Dobbs advises students returning to campus in the fall to get vaccinated.
“I would urge people to take personal responsibility and encourage them to wear a mask in social settings, that includes the classroom, that provides some additional protection,” he said. “Certainly, don’t panic. Use common sense and I think people will do really well with that approach.”
Dobbs also said that, although there are obviously things about the future scientists can only predict, the university always has to prepare if things get worse to rethink strategies.
“We’re always ready to rethink critically,” he said, referring to UTRGV. “Which is what a university does, right?

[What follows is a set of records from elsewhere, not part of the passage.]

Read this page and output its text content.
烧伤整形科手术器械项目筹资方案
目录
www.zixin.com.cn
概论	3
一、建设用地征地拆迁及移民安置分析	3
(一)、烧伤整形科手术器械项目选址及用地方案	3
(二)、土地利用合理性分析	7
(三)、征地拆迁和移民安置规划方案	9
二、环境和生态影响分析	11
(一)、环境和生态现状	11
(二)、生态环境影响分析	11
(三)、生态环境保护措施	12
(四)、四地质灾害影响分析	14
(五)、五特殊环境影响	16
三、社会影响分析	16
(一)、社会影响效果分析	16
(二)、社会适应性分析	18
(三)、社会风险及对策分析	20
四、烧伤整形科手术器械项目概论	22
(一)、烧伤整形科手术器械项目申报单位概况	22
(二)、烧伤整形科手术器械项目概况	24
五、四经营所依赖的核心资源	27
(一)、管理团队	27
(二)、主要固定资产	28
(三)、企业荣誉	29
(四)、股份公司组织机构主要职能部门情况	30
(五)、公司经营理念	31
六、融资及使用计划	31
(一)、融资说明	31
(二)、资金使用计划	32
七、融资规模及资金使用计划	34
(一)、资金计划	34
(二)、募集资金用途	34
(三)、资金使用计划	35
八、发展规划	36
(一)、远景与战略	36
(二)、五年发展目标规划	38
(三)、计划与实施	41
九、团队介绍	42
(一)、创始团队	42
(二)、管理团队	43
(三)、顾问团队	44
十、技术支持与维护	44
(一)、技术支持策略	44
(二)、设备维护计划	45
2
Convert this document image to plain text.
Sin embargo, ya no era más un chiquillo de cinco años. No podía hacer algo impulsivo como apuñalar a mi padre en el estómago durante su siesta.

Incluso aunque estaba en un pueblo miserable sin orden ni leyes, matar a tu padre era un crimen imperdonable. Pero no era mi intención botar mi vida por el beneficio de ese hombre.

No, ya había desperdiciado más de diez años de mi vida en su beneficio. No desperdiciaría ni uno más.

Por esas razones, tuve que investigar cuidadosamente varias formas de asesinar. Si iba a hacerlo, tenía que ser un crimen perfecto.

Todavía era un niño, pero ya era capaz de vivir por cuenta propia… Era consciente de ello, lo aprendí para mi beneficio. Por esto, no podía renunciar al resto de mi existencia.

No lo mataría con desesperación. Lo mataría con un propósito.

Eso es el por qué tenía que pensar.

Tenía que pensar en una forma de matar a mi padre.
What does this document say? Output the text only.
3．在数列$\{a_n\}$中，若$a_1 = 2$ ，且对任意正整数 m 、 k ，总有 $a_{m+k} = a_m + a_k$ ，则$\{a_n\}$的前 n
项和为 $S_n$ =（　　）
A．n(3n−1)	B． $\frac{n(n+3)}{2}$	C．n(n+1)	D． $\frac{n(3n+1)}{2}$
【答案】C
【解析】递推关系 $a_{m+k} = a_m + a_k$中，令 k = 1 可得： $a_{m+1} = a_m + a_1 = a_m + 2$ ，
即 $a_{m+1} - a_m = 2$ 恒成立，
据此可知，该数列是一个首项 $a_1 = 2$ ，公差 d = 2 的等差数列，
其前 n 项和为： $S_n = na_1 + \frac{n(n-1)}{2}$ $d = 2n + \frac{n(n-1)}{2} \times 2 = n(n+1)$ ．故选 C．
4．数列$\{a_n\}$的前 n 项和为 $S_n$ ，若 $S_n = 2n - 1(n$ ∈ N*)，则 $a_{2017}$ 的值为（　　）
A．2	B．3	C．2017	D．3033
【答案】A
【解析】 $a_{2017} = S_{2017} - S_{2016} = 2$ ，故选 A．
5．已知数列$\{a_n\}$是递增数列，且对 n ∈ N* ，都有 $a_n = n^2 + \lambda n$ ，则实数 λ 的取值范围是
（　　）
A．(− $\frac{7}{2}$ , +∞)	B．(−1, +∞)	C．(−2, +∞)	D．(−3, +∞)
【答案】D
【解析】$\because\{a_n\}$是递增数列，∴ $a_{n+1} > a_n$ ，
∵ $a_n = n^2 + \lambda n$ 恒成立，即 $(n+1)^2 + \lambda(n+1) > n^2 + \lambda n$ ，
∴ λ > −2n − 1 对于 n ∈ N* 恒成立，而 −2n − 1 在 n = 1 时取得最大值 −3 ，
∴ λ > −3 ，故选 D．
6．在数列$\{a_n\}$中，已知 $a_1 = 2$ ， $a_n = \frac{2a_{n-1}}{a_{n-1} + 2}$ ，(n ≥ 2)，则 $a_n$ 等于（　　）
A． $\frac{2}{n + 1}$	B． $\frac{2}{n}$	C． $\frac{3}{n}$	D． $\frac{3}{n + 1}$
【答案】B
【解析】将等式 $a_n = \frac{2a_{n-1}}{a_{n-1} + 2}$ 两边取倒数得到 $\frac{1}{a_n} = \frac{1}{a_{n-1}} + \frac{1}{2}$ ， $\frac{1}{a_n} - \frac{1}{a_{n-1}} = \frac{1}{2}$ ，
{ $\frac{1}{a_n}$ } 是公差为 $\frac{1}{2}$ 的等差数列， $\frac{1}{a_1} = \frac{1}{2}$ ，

Teach critical thinking.”
Paulina Arteaga, a biomedical sciences major beginning her junior year this fall at UTRGV, said most of her classes are in-person or hybrid and she is excited to return to campus.
“I feel very excited because, in the pandemic, we didn’t really have hands-on experience and, in my career, it’s really important,” Arteaga said. “So, learning from a computer is not really the same as here on campus, so I’m kind of excited to come back.”
She said she is not as concerned about the vaccination status of her professors as she is about that of her peers.
“You are not as close to the professors as you are to your classmates, so I feel like it’s a bit more comforting to me but, just in case, I would wear my face mask myself,” Arteaga said. “Not because it’s a mandate or anything but just to make me feel safe.”